I am using:
- LibTorch 2.0.1
- OpenMP 201511 (4.5)
When trying to clone a torch::Tensor with many rows it changes the max number of threads in OMP:
torch::Tensor t1 = torch::empty({32950,300});
cout << "A. Max threads in omp: " << omp_get_max_threads() << endl;
torch::Tensor t2 = t1.clone();
cout << "B. Max threads in omp: " << omp_get_max_threads() << endl;
Result:
A. Max threads in omp: 8
B. Max threads in omp: 4
However, if the tensor is "small" then it does not happen:
torch::Tensor t1 = torch::empty({20,20});
cout << "A. Max threads in omp: " << omp_get_max_threads() << endl;
torch::Tensor t2 = t1.clone();
cout << "B. Max threads in omp: " << omp_get_max_threads() << endl;
Result:
A. Max threads in omp: 8
B. Max threads in omp: 8
Same problem happens when building a data_loader torch::data::make_data_loader(ds, options)
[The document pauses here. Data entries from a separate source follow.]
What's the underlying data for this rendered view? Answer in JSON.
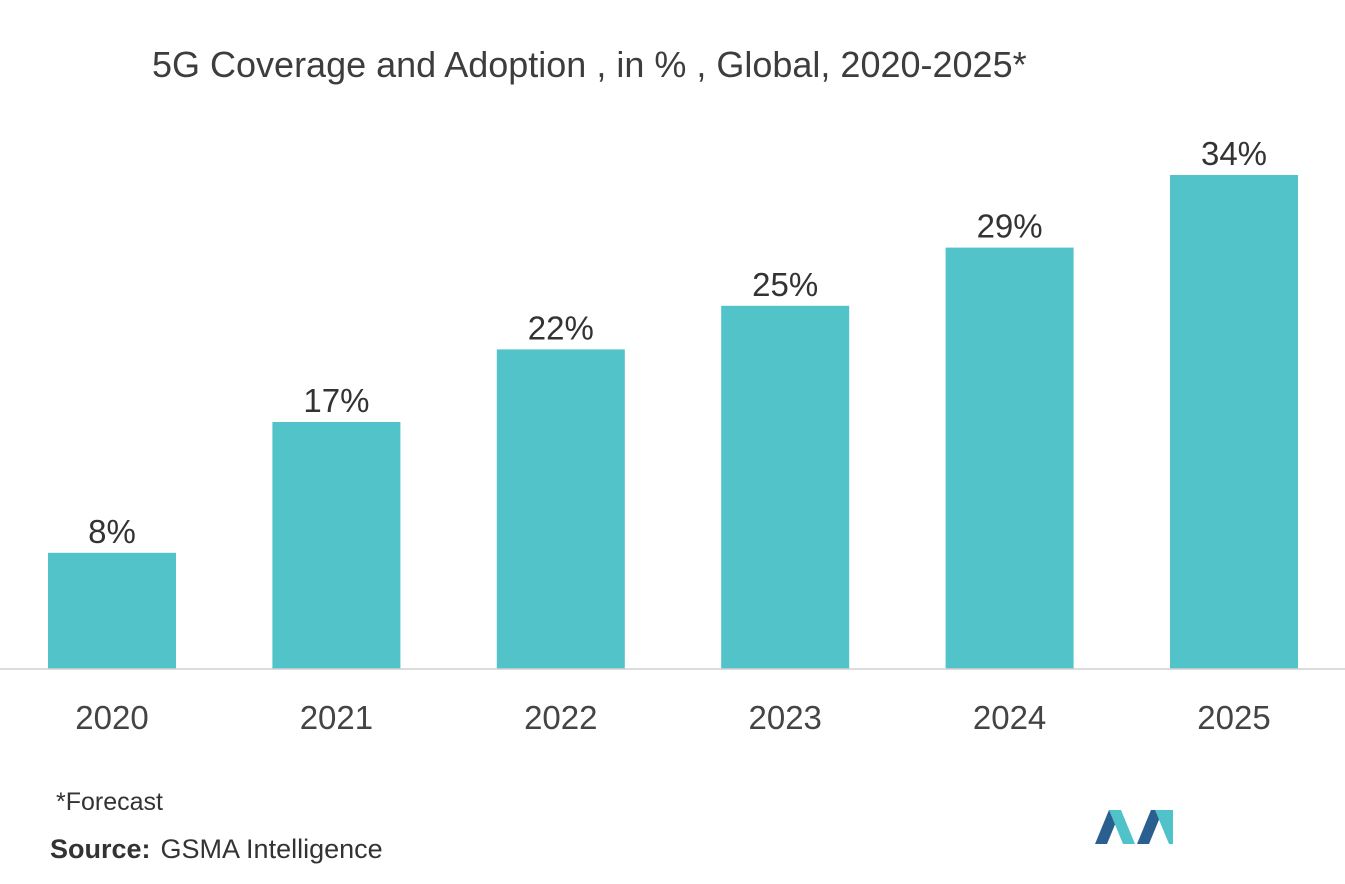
{
  "title": "5G Coverage and Adoption , in % , Global, 2020-2025*",
  "footnote": "*Forecast",
  "source": {
    "label": "Source:",
    "text": "GSMA Intelligence"
  },
  "colors": {
    "bar": "#51c3c9",
    "axis": "#d0d0d0",
    "logo_dark": "#2a5f8f",
    "logo_light": "#4fc3c9"
  },
  "logo": {
    "icon": "mordor-intelligence-logo"
  },
  "chart_data": {
    "type": "bar",
    "categories": [
      "2020",
      "2021",
      "2022",
      "2023",
      "2024",
      "2025"
    ],
    "values": [
      8,
      17,
      22,
      25,
      29,
      34
    ],
    "data_labels": [
      "8%",
      "17%",
      "22%",
      "25%",
      "29%",
      "34%"
    ],
    "title": "5G Coverage and Adoption , in % , Global, 2020-2025*",
    "xlabel": "",
    "ylabel": "",
    "ylim": [
      0,
      34
    ],
    "grid": false,
    "legend": "none"
  }
}
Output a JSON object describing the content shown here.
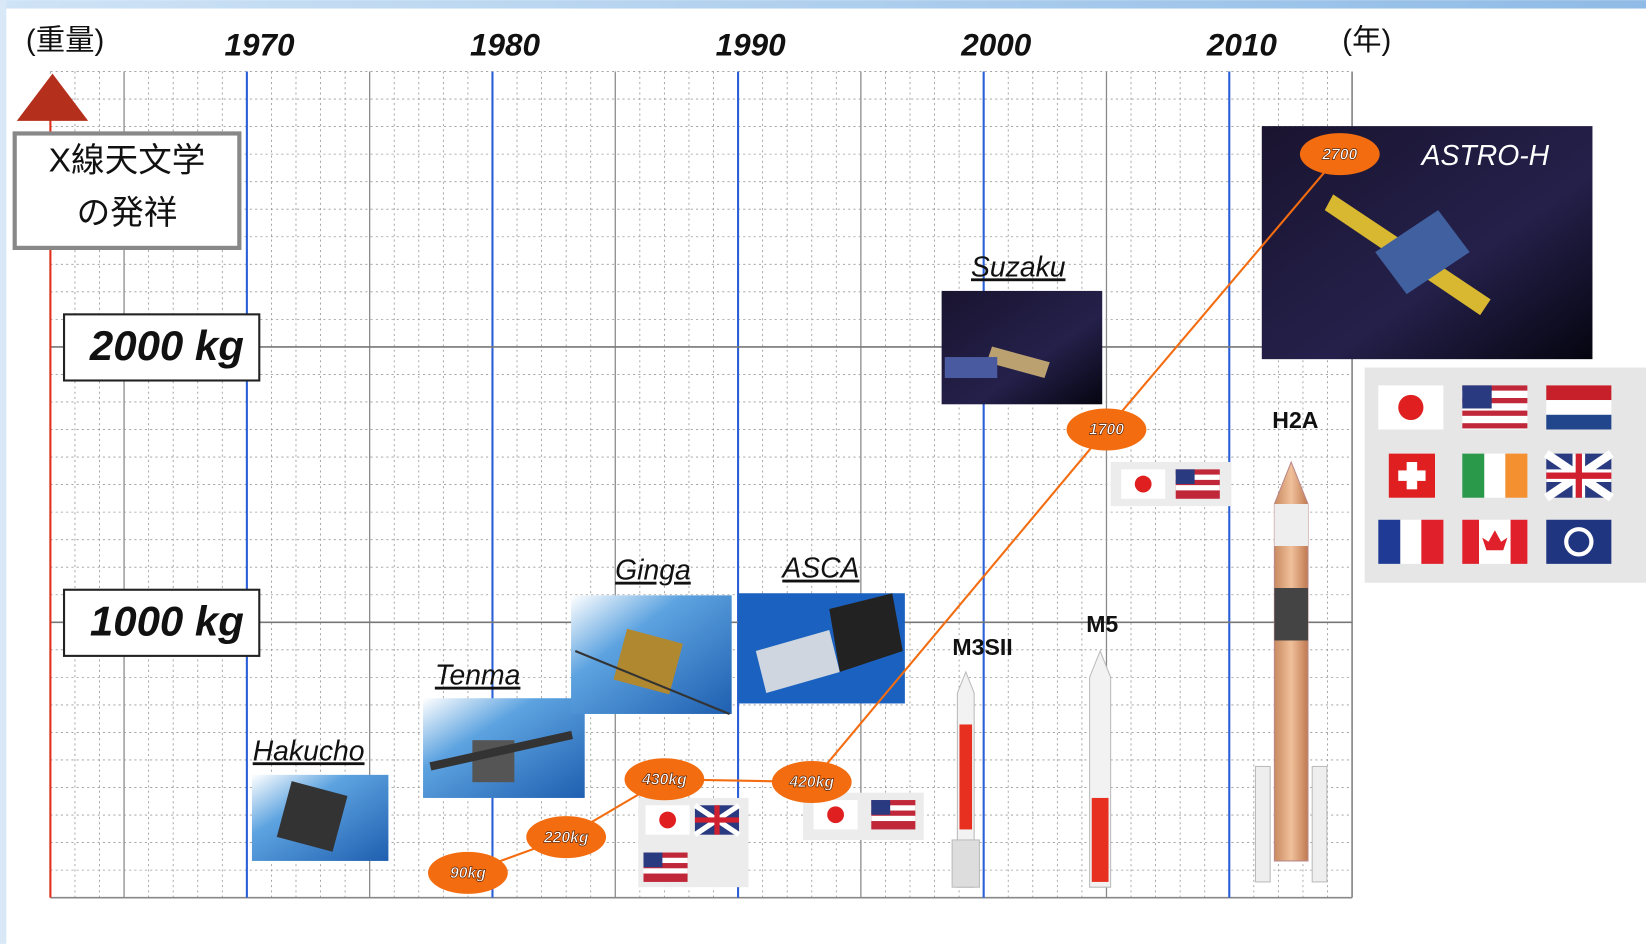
{
  "chart_data": {
    "type": "line",
    "ylabel": "(重量)",
    "xlabel": "(年)",
    "origin_note": [
      "X線天文学",
      "の発祥"
    ],
    "x": [
      1979,
      1983,
      1987,
      1993,
      2005,
      2014.5
    ],
    "values": [
      90,
      220,
      430,
      420,
      1700,
      2700
    ],
    "value_labels": [
      "90kg",
      "220kg",
      "430kg",
      "420kg",
      "1700",
      "2700"
    ],
    "point_names": [
      "Hakucho",
      "Tenma",
      "Ginga",
      "ASCA",
      "Suzaku",
      "ASTRO-H"
    ],
    "rockets": [
      "M3SII",
      "M5",
      "H2A"
    ],
    "color": "#f36c10",
    "xlim": [
      1962,
      2015
    ],
    "xticks": [
      1970,
      1980,
      1990,
      2000,
      2010
    ],
    "ylim": [
      0,
      3000
    ],
    "yticks": [
      {
        "value": 1000,
        "label": "1000 kg"
      },
      {
        "value": 2000,
        "label": "2000 kg"
      }
    ],
    "grid": true
  }
}
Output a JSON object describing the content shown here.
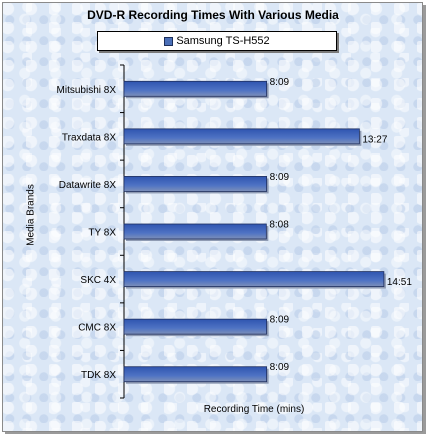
{
  "chart_data": {
    "type": "bar",
    "orientation": "horizontal",
    "title": "DVD-R Recording Times With Various Media",
    "xlabel": "Recording Time (mins)",
    "ylabel": "Media Brands",
    "categories": [
      "Mitsubishi 8X",
      "Traxdata 8X",
      "Datawrite 8X",
      "TY 8X",
      "SKC 4X",
      "CMC 8X",
      "TDK 8X"
    ],
    "series": [
      {
        "name": "Samsung TS-H552",
        "values": [
          8.15,
          13.45,
          8.15,
          8.133,
          14.85,
          8.15,
          8.15
        ],
        "labels": [
          "8:09",
          "13:27",
          "8:09",
          "8:08",
          "14:51",
          "8:09",
          "8:09"
        ]
      }
    ],
    "xlim": [
      0,
      16
    ],
    "bar_color": "#4a6fb8",
    "legend_position": "top",
    "grid": false
  }
}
A temporary solution that worked for me:
int th = omp_get_max_threads();
torch::Tensor t1 = torch::empty({32950,300});
cout << "A. Max threads in omp: " << omp_get_max_threads() << endl;
torch::Tensor t2 = t1.clone();
cout << "B. Max threads in omp: " << omp_get_max_threads() << endl;
omp_set_num_threads(th);
cout << "C. Max threads in omp: " << omp_get_max_threads() << endl;
Result:
A. Max threads in omp: 8
B. Max threads in omp: 4
C. Max threads in omp: 8
But obviously this is not a good approach. I tried to find documentation but no luck. Any suggestions?